Trying to convince Sophina, he is on the right track, he resolves to do things right. With this begins a journey that takes him through his day. I’m not going to recount the day, play-by-play. What we see is a young man trying to make things right and start over. This is at one and the same time the most importantant aspect of the movie and also perhaps in the weakest. Some watching this have thought that the first half of the film tended to paint Oscar in to some kind of Saint who has had his Damascus moment. This is not necessarily the case. At least two of the events in his day have no basis in fact and were added by the director to further build the character of Oscar.
Apart from his girlfriend, Sophina, Oscar also has two other powerful females in his life, his daughter Tatiana (Adriana Neal, Repentance, 2013) whom he adores and his mother, Wanda (Octavia Spencer, Snowpiercer, 2013) who plays the archetypal mother, strong and though when she needs to be and loving at the same time.
In many ways this movie could be a case of “What ifs” but it is not, it is a case of “this was”. The movie takes us through the day in what is essentially a well stitched together set of scenes which culminate with Oscar, Sophina and friends taking the BART to and from San Francisco to see the new Year’s Eve fireworks. Having previously decided to drive in , Wanda persuades Oscar to take the BART, on the thinking that it should be safer.
Events unfold on the train, having previously been the scene of good-natured cheers, things turn south very quickly and indeed end almost as quickly. Having stopped the train, BART transport police come on scene, led by Officer Carruso (Kevin Durand, Real steel, 2011). Coming in hard and heavy the situation is tense, Oscar and his friends, defend themselves and react to the police behaviour, vigorously but politely and non-aggressively.
Events unfold as they did and are presented in a tense atmosphere. The movie, while perhaps trying to find its feet early on, builds up to a crescendo with the scenes at Fruitvale Station, which come to the audience quickly and hard once they come. There is no escaping the emotion of the events of that night and indeed the events of subsequent years elsewhere have pushed this movie in to a very exact focus.

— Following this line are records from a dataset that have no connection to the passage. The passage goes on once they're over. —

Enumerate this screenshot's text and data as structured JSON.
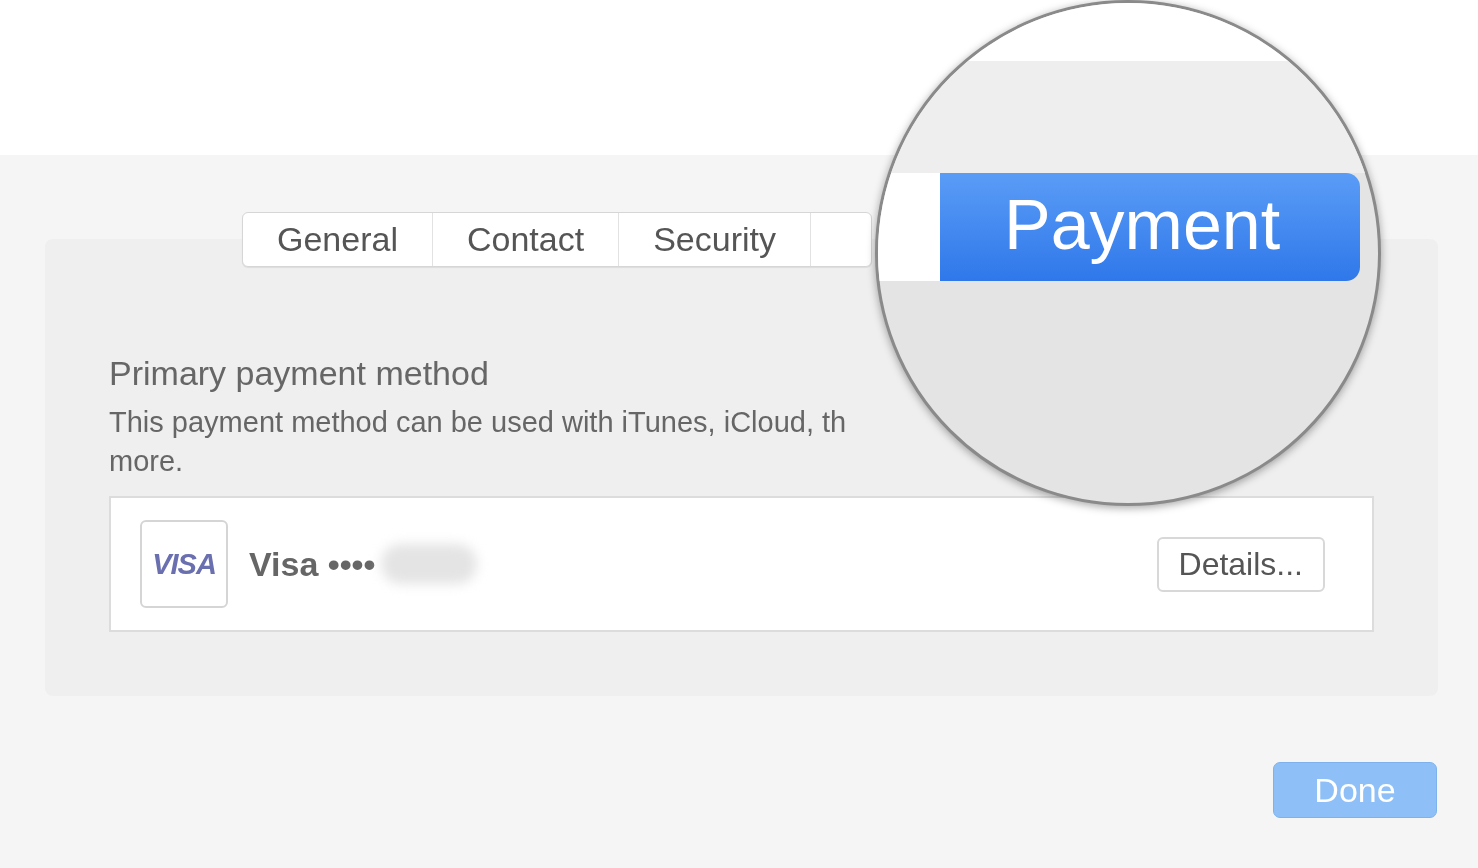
{
  "tabs": [
    {
      "label": "General",
      "selected": false
    },
    {
      "label": "Contact",
      "selected": false
    },
    {
      "label": "Security",
      "selected": false
    }
  ],
  "magnifier": {
    "tabs": [
      {
        "selected": false
      },
      {
        "label": "Payment",
        "selected": true
      }
    ]
  },
  "section": {
    "heading": "Primary payment method",
    "description_lines": [
      [
        "This payment method can be used with iTunes, iCloud, th"
      ],
      [
        "more."
      ]
    ]
  },
  "payment_method": {
    "logo": "VISA",
    "name": "Visa ••••",
    "number_blurred": true,
    "button": "Details..."
  },
  "done_button": {
    "label": "Done"
  }
}
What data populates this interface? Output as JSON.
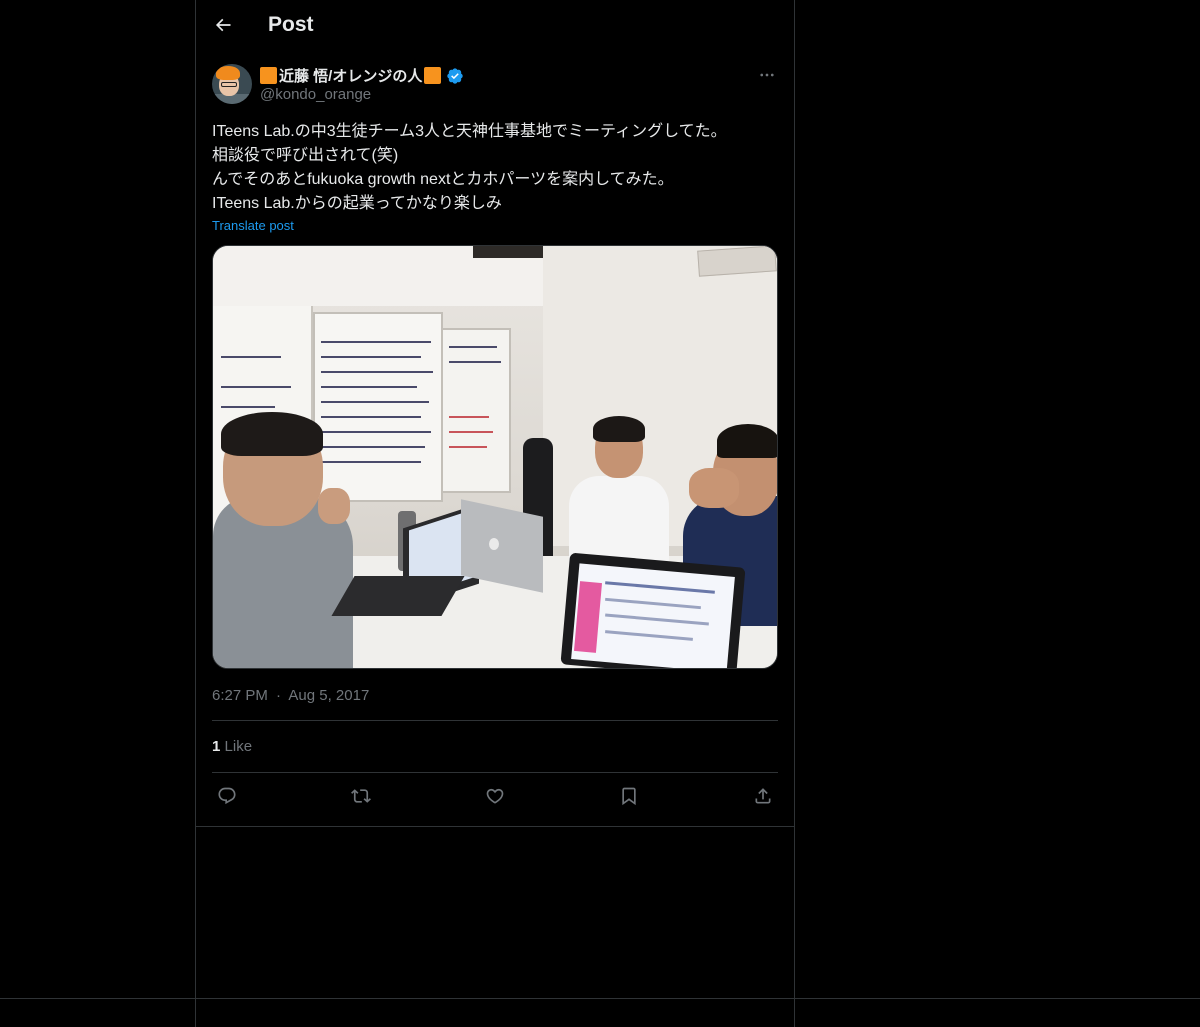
{
  "header": {
    "title": "Post",
    "back_icon": "arrow-left-icon"
  },
  "post": {
    "author": {
      "display_name": "近藤 悟/オレンジの人",
      "handle": "@kondo_orange",
      "verified": true,
      "name_accent_color": "#f7931e",
      "verified_color": "#1d9bf0"
    },
    "text": "ITeens Lab.の中3生徒チーム3人と天神仕事基地でミーティングしてた。\n相談役で呼び出されて(笑)\nんでそのあとfukuoka growth nextとカホパーツを案内してみた。\nITeens Lab.からの起業ってかなり楽しみ",
    "translate_label": "Translate post",
    "time": "6:27 PM",
    "separator": "·",
    "date": "Aug 5, 2017",
    "like_count": "1",
    "like_label": "Like"
  },
  "actions": [
    {
      "name": "reply",
      "icon": "reply-icon"
    },
    {
      "name": "repost",
      "icon": "repost-icon"
    },
    {
      "name": "like",
      "icon": "heart-icon"
    },
    {
      "name": "bookmark",
      "icon": "bookmark-icon"
    },
    {
      "name": "share",
      "icon": "share-icon"
    }
  ],
  "colors": {
    "background": "#000000",
    "border": "#2f3336",
    "text": "#e7e9ea",
    "muted": "#71767b",
    "link": "#1d9bf0"
  }
}
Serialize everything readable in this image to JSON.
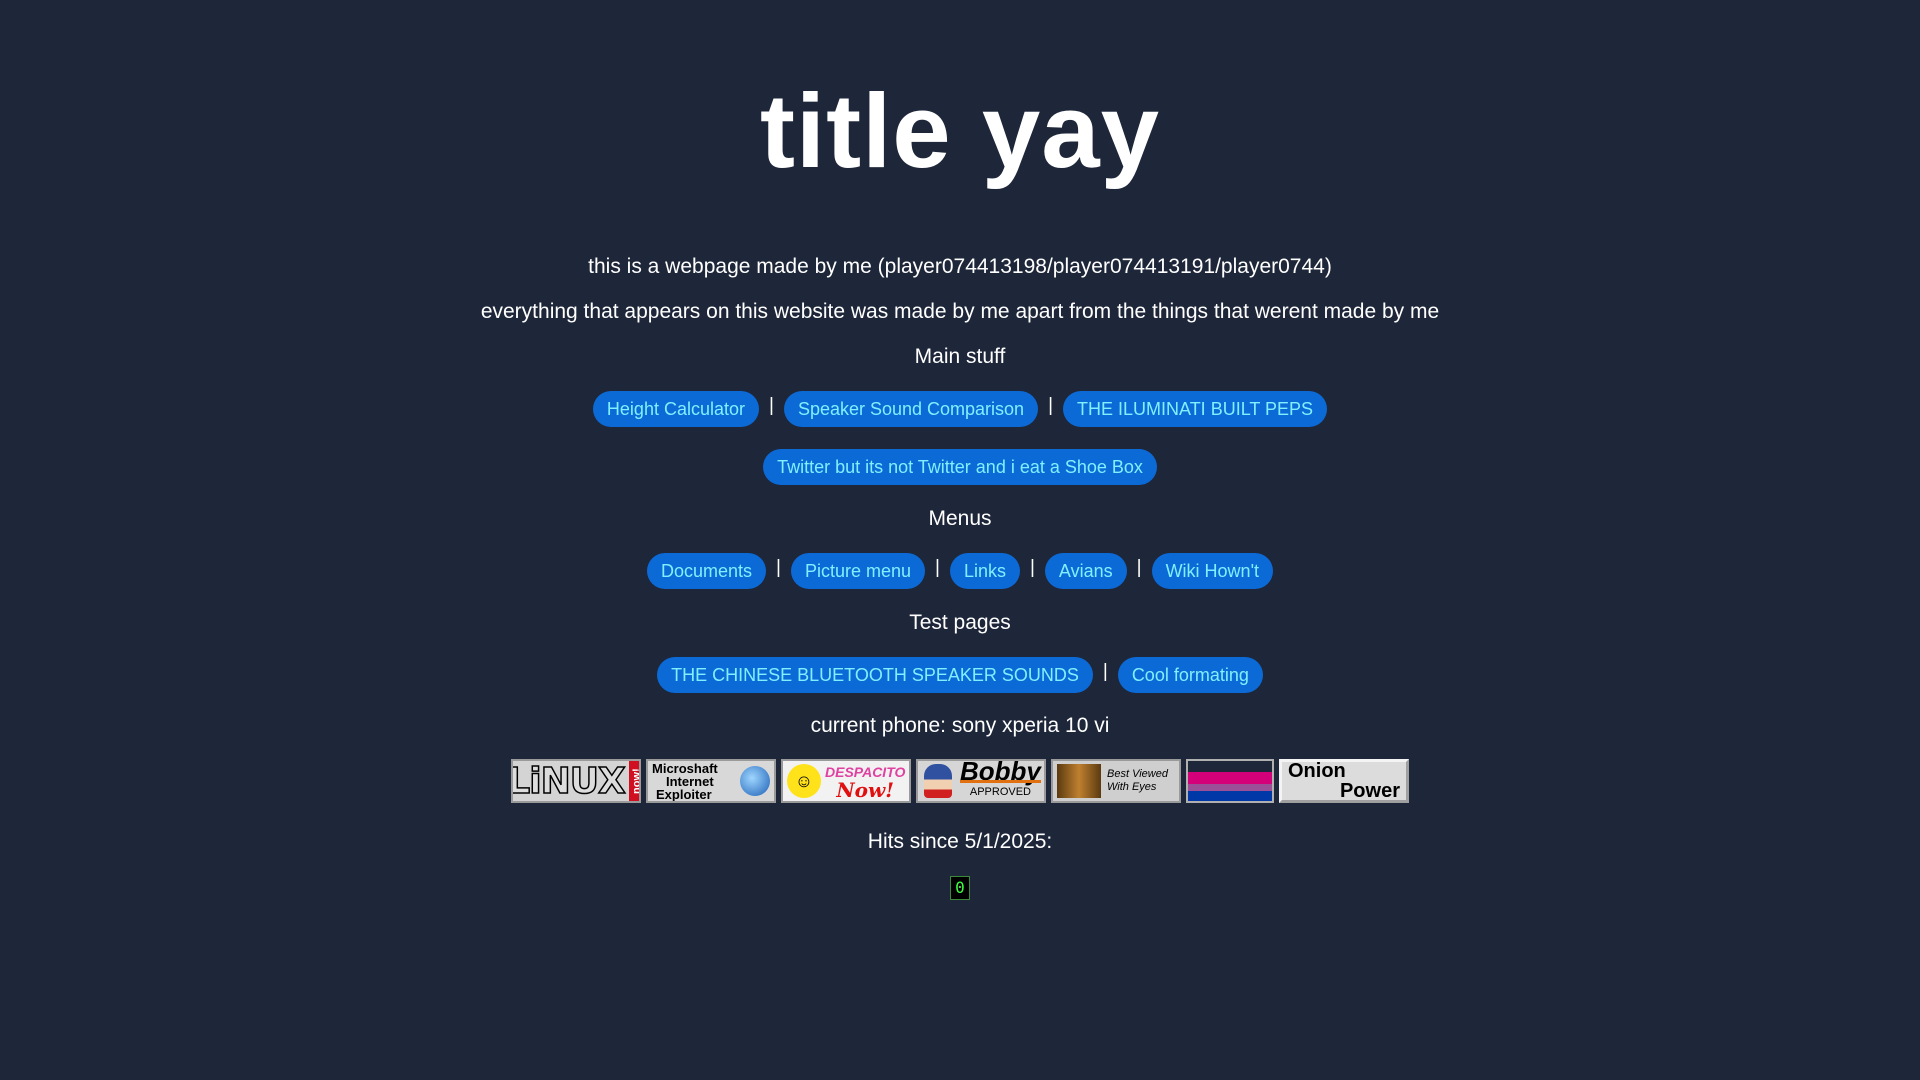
{
  "title": "title yay",
  "intro": {
    "line1": "this is a webpage made by me (player074413198/player074413191/player0744)",
    "line2": "everything that appears on this website was made by me apart from the things that werent made by me"
  },
  "main_stuff": {
    "heading": "Main stuff",
    "buttons": [
      "Height Calculator",
      "Speaker Sound Comparison",
      "THE ILUMINATI BUILT PEPS",
      "Twitter but its not Twitter and i eat a Shoe Box"
    ]
  },
  "menus": {
    "heading": "Menus",
    "buttons": [
      "Documents",
      "Picture menu",
      "Links",
      "Avians",
      "Wiki Hown't"
    ]
  },
  "test_pages": {
    "heading": "Test pages",
    "buttons": [
      "THE CHINESE BLUETOOTH SPEAKER SOUNDS",
      "Cool formating"
    ]
  },
  "separator": "|",
  "current_phone": "current phone: sony xperia 10 vi",
  "badges": [
    {
      "text1": "LiNUX",
      "text2": "now!"
    },
    {
      "text1": "Microshaft",
      "text2": "Internet",
      "text3": "Exploiter"
    },
    {
      "text1": "DESPACITO",
      "text2": "Now!"
    },
    {
      "text1": "Bobby",
      "text2": "APPROVED"
    },
    {
      "text1": "Best Viewed",
      "text2": "With Eyes"
    },
    {
      "text1": ""
    },
    {
      "text1": "Onion",
      "text2": "Power"
    }
  ],
  "hits": {
    "label": "Hits since 5/1/2025:",
    "count": "0"
  },
  "colors": {
    "background": "#1e2639",
    "button_bg": "#0c6ad6",
    "button_text": "#7ff0ff",
    "counter_green": "#3cff3c"
  }
}
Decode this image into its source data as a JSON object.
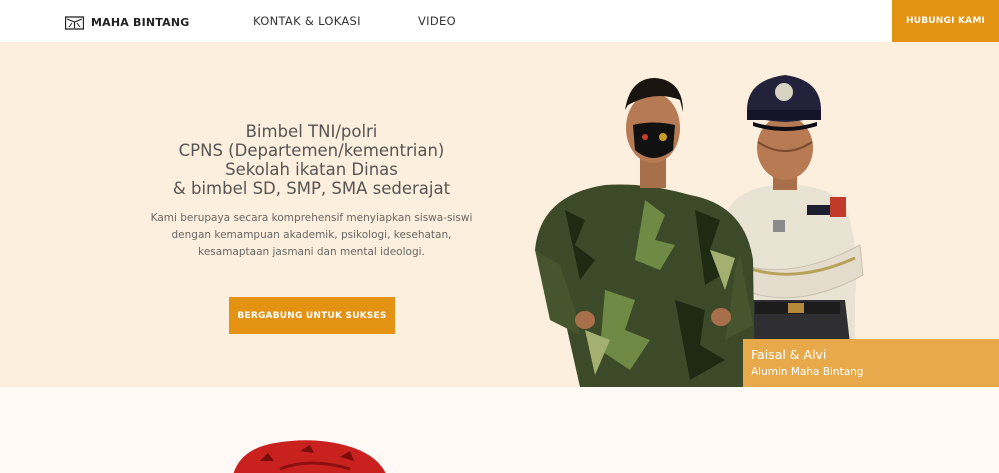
{
  "nav": {
    "logo_text": "MAHA BINTANG",
    "links": [
      "KONTAK & LOKASI",
      "VIDEO"
    ],
    "cta": "HUBUNGI KAMI"
  },
  "hero": {
    "title_lines": [
      "Bimbel TNI/polri",
      "CPNS (Departemen/kementrian)",
      "Sekolah ikatan Dinas",
      "& bimbel SD, SMP, SMA sederajat"
    ],
    "description_lines": [
      "Kami berupaya secara komprehensif menyiapkan siswa-siswi",
      "dengan kemampuan akademik, psikologi, kesehatan,",
      "kesamaptaan jasmani dan mental ideologi."
    ],
    "cta": "BERGABUNG UNTUK SUKSES",
    "caption": {
      "name": "Faisal & Alvi",
      "subtitle": "Alumin Maha Bintang"
    }
  },
  "colors": {
    "accent": "#e39212",
    "hero_bg": "#fdefdd",
    "caption_bg": "#e8a94a"
  }
}
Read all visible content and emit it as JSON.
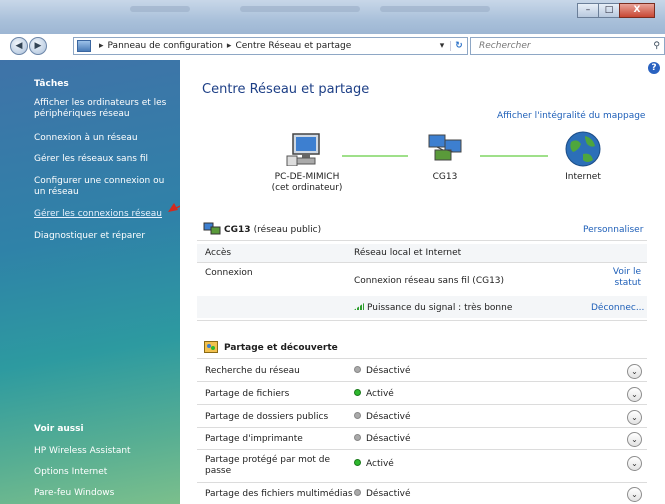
{
  "window": {
    "controls": [
      "–",
      "□",
      "X"
    ]
  },
  "address_bar": {
    "crumbs": [
      "Panneau de configuration",
      "Centre Réseau et partage"
    ],
    "search_placeholder": "Rechercher"
  },
  "sidebar": {
    "tasks_title": "Tâches",
    "tasks": [
      "Afficher les ordinateurs et les périphériques réseau",
      "Connexion à un réseau",
      "Gérer les réseaux sans fil",
      "Configurer une connexion ou un réseau",
      "Gérer les connexions réseau",
      "Diagnostiquer et réparer"
    ],
    "see_also_title": "Voir aussi",
    "see_also": [
      "HP Wireless Assistant",
      "Options Internet",
      "Pare-feu Windows"
    ]
  },
  "main": {
    "title": "Centre Réseau et partage",
    "view_full_map": "Afficher l'intégralité du mappage",
    "map": {
      "computer_name": "PC-DE-MIMICH",
      "computer_sub": "(cet ordinateur)",
      "network_name": "CG13",
      "internet": "Internet"
    },
    "network": {
      "name": "CG13",
      "type": "(réseau public)",
      "customize": "Personnaliser",
      "access_label": "Accès",
      "access_value": "Réseau local et Internet",
      "connection_label": "Connexion",
      "connection_value": "Connexion réseau sans fil (CG13)",
      "view_status": "Voir le statut",
      "signal": "Puissance du signal : très bonne",
      "disconnect": "Déconnec..."
    },
    "sharing": {
      "title": "Partage et découverte",
      "rows": [
        {
          "label": "Recherche du réseau",
          "status": "Désactivé",
          "on": false
        },
        {
          "label": "Partage de fichiers",
          "status": "Activé",
          "on": true
        },
        {
          "label": "Partage de dossiers publics",
          "status": "Désactivé",
          "on": false
        },
        {
          "label": "Partage d'imprimante",
          "status": "Désactivé",
          "on": false
        },
        {
          "label": "Partage protégé par mot de passe",
          "status": "Activé",
          "on": true
        },
        {
          "label": "Partage des fichiers multimédias",
          "status": "Désactivé",
          "on": false
        }
      ]
    }
  }
}
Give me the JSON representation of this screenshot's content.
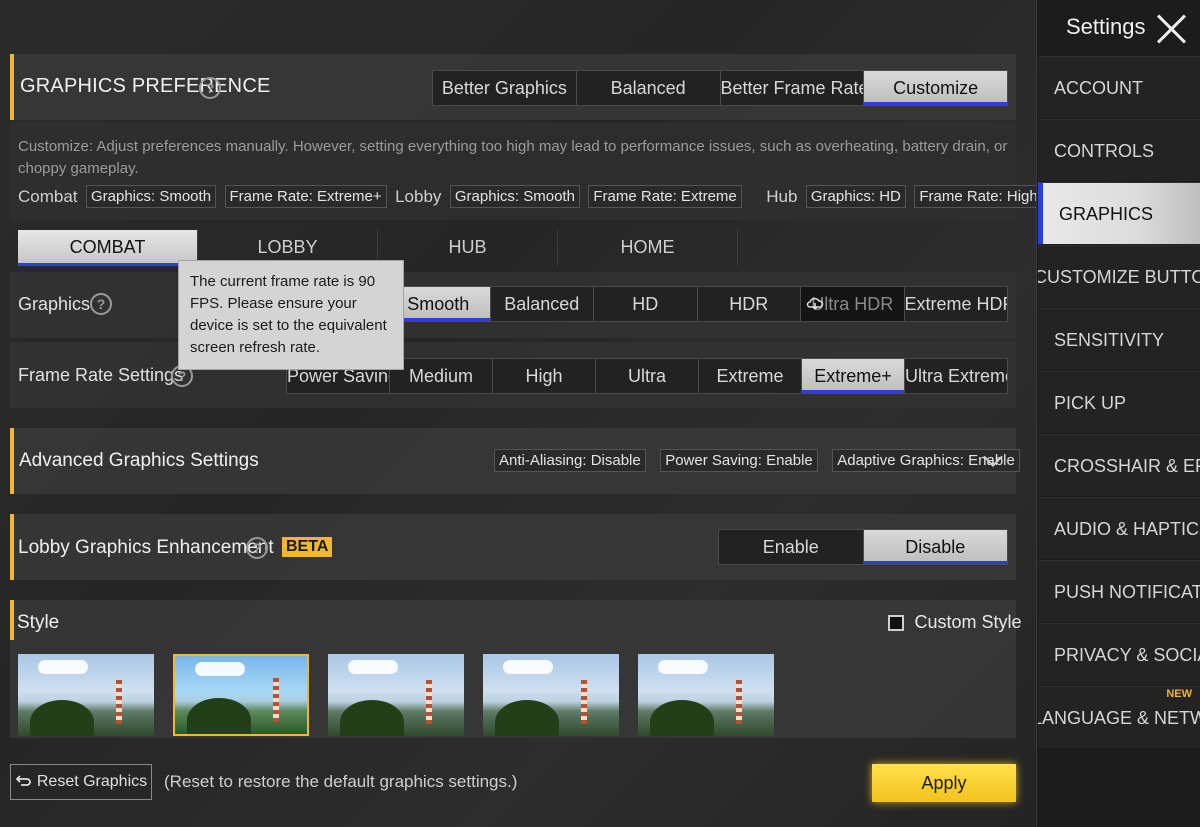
{
  "preference": {
    "title": "GRAPHICS PREFERENCE",
    "help": "?",
    "options": [
      "Better Graphics",
      "Balanced",
      "Better Frame Rate",
      "Customize"
    ],
    "selected": "Customize",
    "description": "Customize: Adjust preferences manually. However, setting everything too high may lead to performance issues, such as overheating, battery drain, or choppy gameplay.",
    "summary": {
      "combat_label": "Combat",
      "combat_graphics": "Graphics: Smooth",
      "combat_framerate": "Frame Rate: Extreme+",
      "lobby_label": "Lobby",
      "lobby_graphics": "Graphics: Smooth",
      "lobby_framerate": "Frame Rate: Extreme",
      "hub_label": "Hub",
      "hub_graphics": "Graphics: HD",
      "hub_framerate": "Frame Rate: High"
    }
  },
  "tabs": [
    "COMBAT",
    "LOBBY",
    "HUB",
    "HOME"
  ],
  "selected_tab": "COMBAT",
  "graphics": {
    "label": "Graphics",
    "options": [
      "Smooth",
      "Balanced",
      "HD",
      "HDR",
      "Ultra HDR",
      "Extreme HDR"
    ],
    "selected": "Smooth"
  },
  "framerate": {
    "label": "Frame Rate Settings",
    "options": [
      "Power Saving",
      "Medium",
      "High",
      "Ultra",
      "Extreme",
      "Extreme+",
      "Ultra Extreme"
    ],
    "selected": "Extreme+"
  },
  "tooltip": "The current frame rate is 90 FPS. Please ensure your device is set to the equivalent screen refresh rate.",
  "advanced": {
    "title": "Advanced Graphics Settings",
    "tags": [
      "Anti-Aliasing: Disable",
      "Power Saving: Enable",
      "Adaptive Graphics: Enable"
    ]
  },
  "lobby_enhancement": {
    "title": "Lobby Graphics Enhancement",
    "badge": "BETA",
    "options": [
      "Enable",
      "Disable"
    ],
    "selected": "Disable"
  },
  "style": {
    "title": "Style",
    "custom_label": "Custom Style",
    "selected_index": 1
  },
  "footer": {
    "reset": "Reset Graphics",
    "reset_hint": "(Reset to restore the default graphics settings.)",
    "apply": "Apply"
  },
  "sidebar": {
    "title": "Settings",
    "items": [
      {
        "label": "ACCOUNT"
      },
      {
        "label": "CONTROLS"
      },
      {
        "label": "GRAPHICS"
      },
      {
        "label": "CUSTOMIZE BUTTONS"
      },
      {
        "label": "SENSITIVITY"
      },
      {
        "label": "PICK UP"
      },
      {
        "label": "CROSSHAIR & EFFECTS"
      },
      {
        "label": "AUDIO & HAPTICS"
      },
      {
        "label": "PUSH NOTIFICATIONS"
      },
      {
        "label": "PRIVACY & SOCIAL"
      },
      {
        "label": "LANGUAGE & NETWORK",
        "badge": "NEW"
      }
    ],
    "selected": "GRAPHICS"
  },
  "colors": {
    "accent": "#f2b632",
    "selection_underline": "#2c3de0",
    "apply": "#f6c928"
  }
}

This film has an agenda, to show the needless death of a young man. Whatever your views on these events, this movie shows a young man, trying to make something of his life, despite the challenges he faces, only to be cut down as he looked to start a new life for himself.
A firm 7/10 with some issues regarding the direction, but overall it brings us the viewer along and allows us to be caught in the emotion of the events of that day.